Мы говорим не о мнимом, выдуманном людьми Боге. Милость мнимых, выдуманных людьми богов, соответственно думам и чаяниям человеческого сердца, — не настоящая, то есть не свободно отдающая себя, но обусловленная милость, которую человек должен заслужить и стяжать так называемыми добрыми делами. Это не скрытая sub contrario [8], не даруемая человеку в радикальной, обращенной против него угрозе, не судящая милость, но милость, как бы непосредственно предложенная и доступная человеку, а потому удобная, дешевая и легко присваиваемая. Ни об одной из теологии, обращенных к этим богам, нельзя было бы сказать того, что мы сейчас сказали о евангелической теологии: что ею можно и должно заниматься в надежде на Божье взыскание, исцеление и спасение как человеческим делом, которое радикально поставлено под угрозу со стороны Бога, обречено Его суду и осуждению и, не достигая своей цели, задолго до нее приводит к краху. Мы здесь с самого начала говорили о Боге Евангелия. Он есть предмет такой — стоящей под угрозой — теологии. Он как таковой угрожает ей. Но Он же, угрожая ей, оказывается ее надеждой. Он стыдит ее — до самой глубины. И Он же, будучи ее надеждой, причем надеждой на Него, не позволяет ей — именно ей — постыдиться [9].
Мы говорим это, просто помня о том, что Бог Евангелия есть Тот, кто действовал и явил Себя в Иисусе Христе. Он есть дело и Слово Божье. Он есть огонь Божьей любви, которым пожирается всякое человеческое, а значит, и, прежде всего, всякое богословское дело. Он есть Судья, перед которым все люди, с их знаниями и поступками, — и кто лучше всего знает Его, лучше всего знает и это! — могут лишь уничижиться и погибнуть. Ессе homo! — Се человек! В Его лице произошло то, что Адам — именно и прежде всего благочестивый, ученый и мудрый Адам — был заклеймен как преступник, обнажен, осужден, подвергнут бичеванию, распят и умерщвлен. Над Ним, в процессе этого суда, неудержимо разразилась буря этой радикальной угрозы, нужда одиночества, сомнения и искушения, как ни над кем другим ни до, ни после Него. Если предмет теологии есть Бог в Иисусе Христе и если эта теология есть евангелическая теология, то Он, и только Он, — ее предмет; если теология называется и является познанием Бога в Нем, то разве вместе со всеми человеческими деяниями и с деяниями Его общины также и ее дело, — и, прежде всего, оно, — не осуществляется в тени свершенного на Голгофском кресте суда над людьми? Разве, исходя из этого, оно не предопределено к тому, чтобы нести на себе хотя бы приметы и признаки угрозы, которая прежде всего и главным образом постигла Его, явлена в Нем?
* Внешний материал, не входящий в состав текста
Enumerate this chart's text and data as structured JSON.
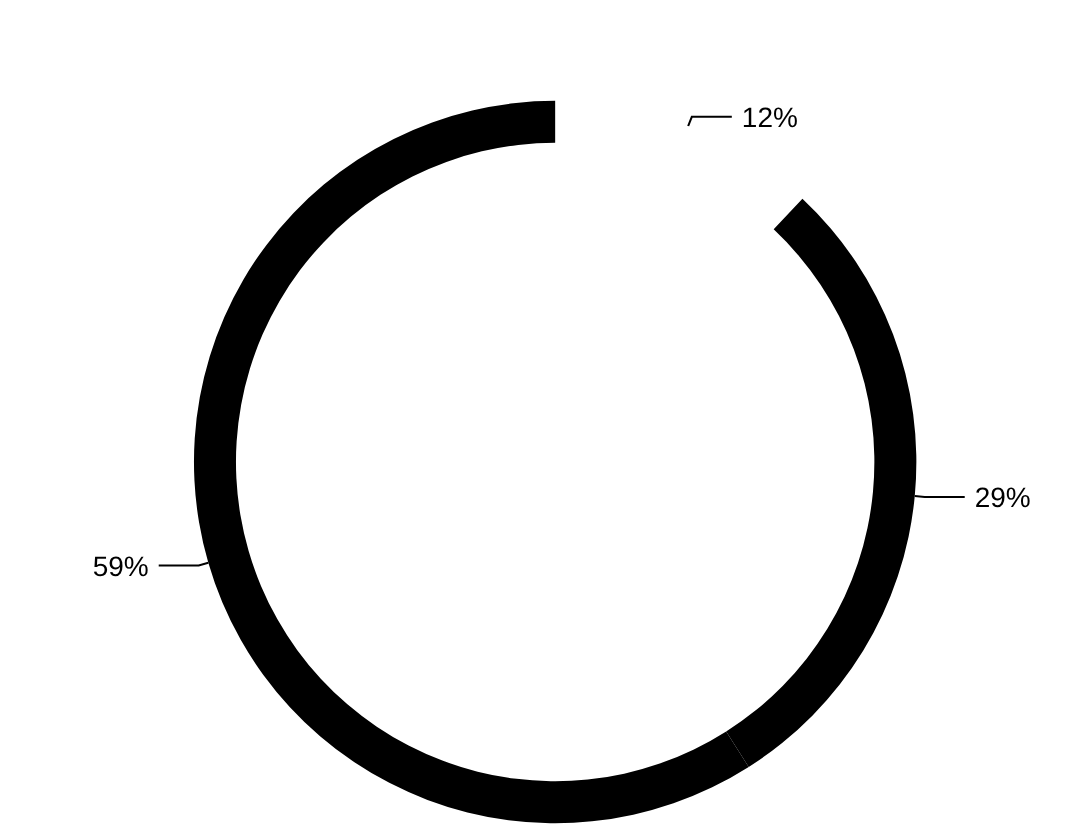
{
  "chart_data": {
    "type": "donut",
    "categories": [
      null,
      null,
      null
    ],
    "values": [
      12,
      29,
      59
    ],
    "colors": [
      "#ffffff",
      "#000000",
      "#000000"
    ],
    "value_labels": [
      "12%",
      "29%",
      "59%"
    ]
  }
}
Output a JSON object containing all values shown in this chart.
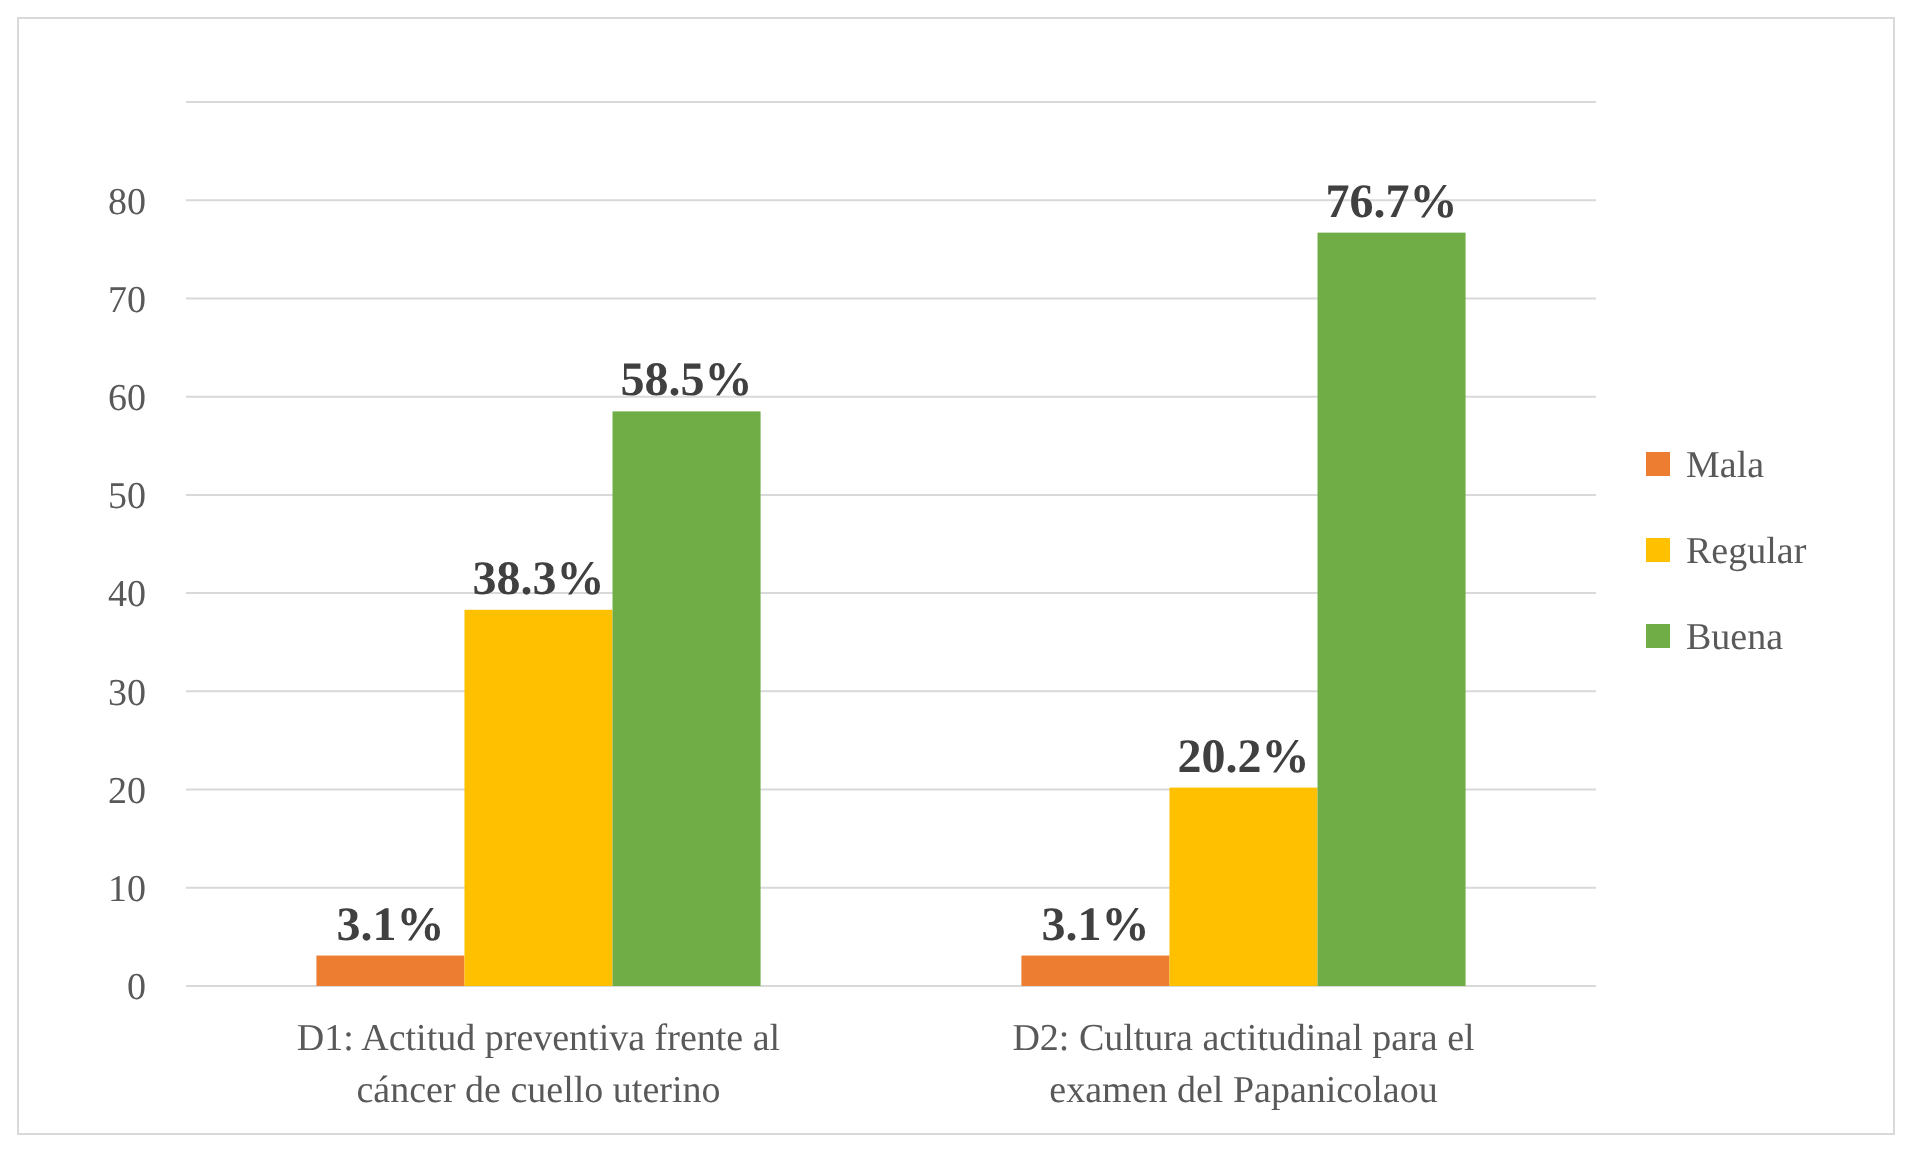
{
  "chart_data": {
    "type": "bar",
    "categories": [
      "D1: Actitud preventiva frente al cáncer de cuello uterino",
      "D2: Cultura actitudinal para el examen del Papanicolaou"
    ],
    "series": [
      {
        "name": "Mala",
        "color": "#ed7d31",
        "values": [
          3.1,
          3.1
        ],
        "value_labels": [
          "3.1%",
          "3.1%"
        ]
      },
      {
        "name": "Regular",
        "color": "#ffc000",
        "values": [
          38.3,
          20.2
        ],
        "value_labels": [
          "38.3%",
          "20.2%"
        ]
      },
      {
        "name": "Buena",
        "color": "#70ad47",
        "values": [
          58.5,
          76.7
        ],
        "value_labels": [
          "58.5%",
          "76.7%"
        ]
      }
    ],
    "ylim": [
      0,
      90
    ],
    "yticks": [
      0,
      10,
      20,
      30,
      40,
      50,
      60,
      70,
      80,
      {
        "value": 90,
        "label": null
      }
    ],
    "grid": "y",
    "legend": "right"
  }
}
Что такое профессор теологии? — насмешливо спрашивал Кьеркегор и столь же насмешливо отвечал: он есть профессор в науке о том, как другого распяли. Так вот, именно за это он должен платить. Если бы он захотел избежать угрозы одиночества, сомнения и искушения, что бы общего он имел с Ним, с Иисусом? Познавать в Нем Бога, очевидно, подразумевает, в частности, быть покорным Богу, в Нем действующему и являющему Себя, в Нем примирившему с Собою мир, а значит — следовать за Ним. Как могла бы теология противиться тому, чтобы, будучи theologia crucis [10], брать на себя свою, в сравнении с Его, невеликую ношу, свой малый крест и вместе с Ним, а значит, не ропща и не протестуя, переносить и выдерживать все, что приходится испытывать?